Nor did he see her at breakfast—nor at dinner.

IV

A curious little heartache accompanied Colonel Musgrave on his way home that afternoon. He had not seen Patricia Stapylton for twenty-four hours, and he was just beginning to comprehend what life would be like without her. He did not find the prospect exhilarating.

Then, as he came up the orderly graveled walk, he heard, issuing from the little vine-covered summer-house, a loud voice. It was a man's voice, and its tones were angry.

"No! no!" the man was saying; "I'll agree to no such nonsense, I tell you! What do you think I am?"

"I think you are a jackass-fool," Miss Stapylton said, crisply, "and a fortune-hunter, and a sot, and a travesty, and a whole heap of other things I haven't, as yet had time to look up in the dictionary. And I think—I think you call yourself an English gentleman? Well, all I have to say is God pity England if her gentlemen are of your stamp! There isn't a costermonger in all Whitechapel who would dare talk to me as you've done! I would like to snatch you bald-headed, I would like to kill you—And do you think, now, if you were the very last man left in all the world that I would—No, don't you try to answer me, for I don't wish to hear a single word you have to say. Oh, oh! how dare you!"
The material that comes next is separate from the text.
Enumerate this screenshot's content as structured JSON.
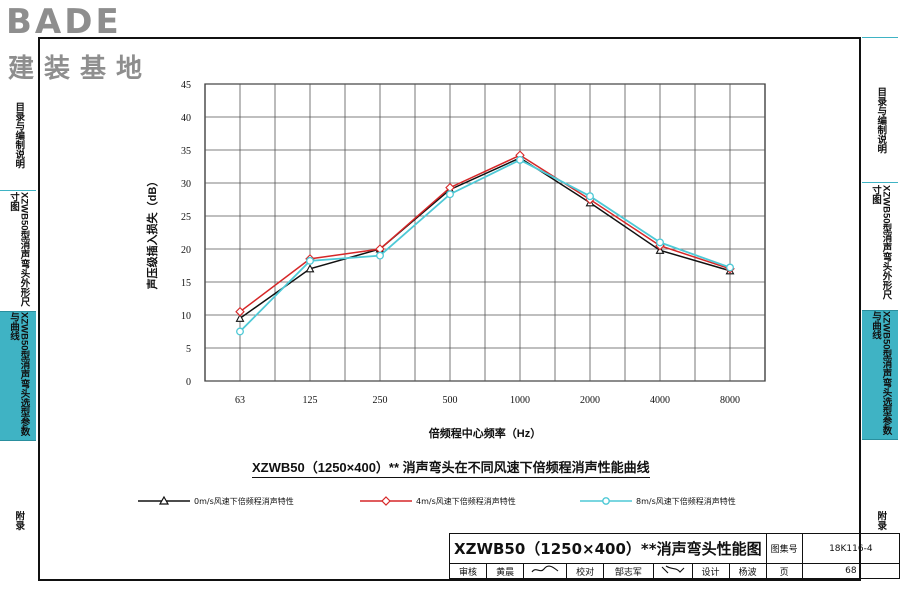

"Well, I've had provocation enough," the man's voice retorted, sullenly. "Perhaps, I have cut up a bit rough, Patricia, but, then, you've been talkin' like a fool, you know. But what's the odds? Let's kiss and make up, old girl."

"Don't touch me!" she panted; "ah, don't you dare!"

"You little devil! you infernal little vixen? You'll jilt me, will you?"

"Let me go!" the girl cried, sharply. Rudolph Musgrave went into the summer-house.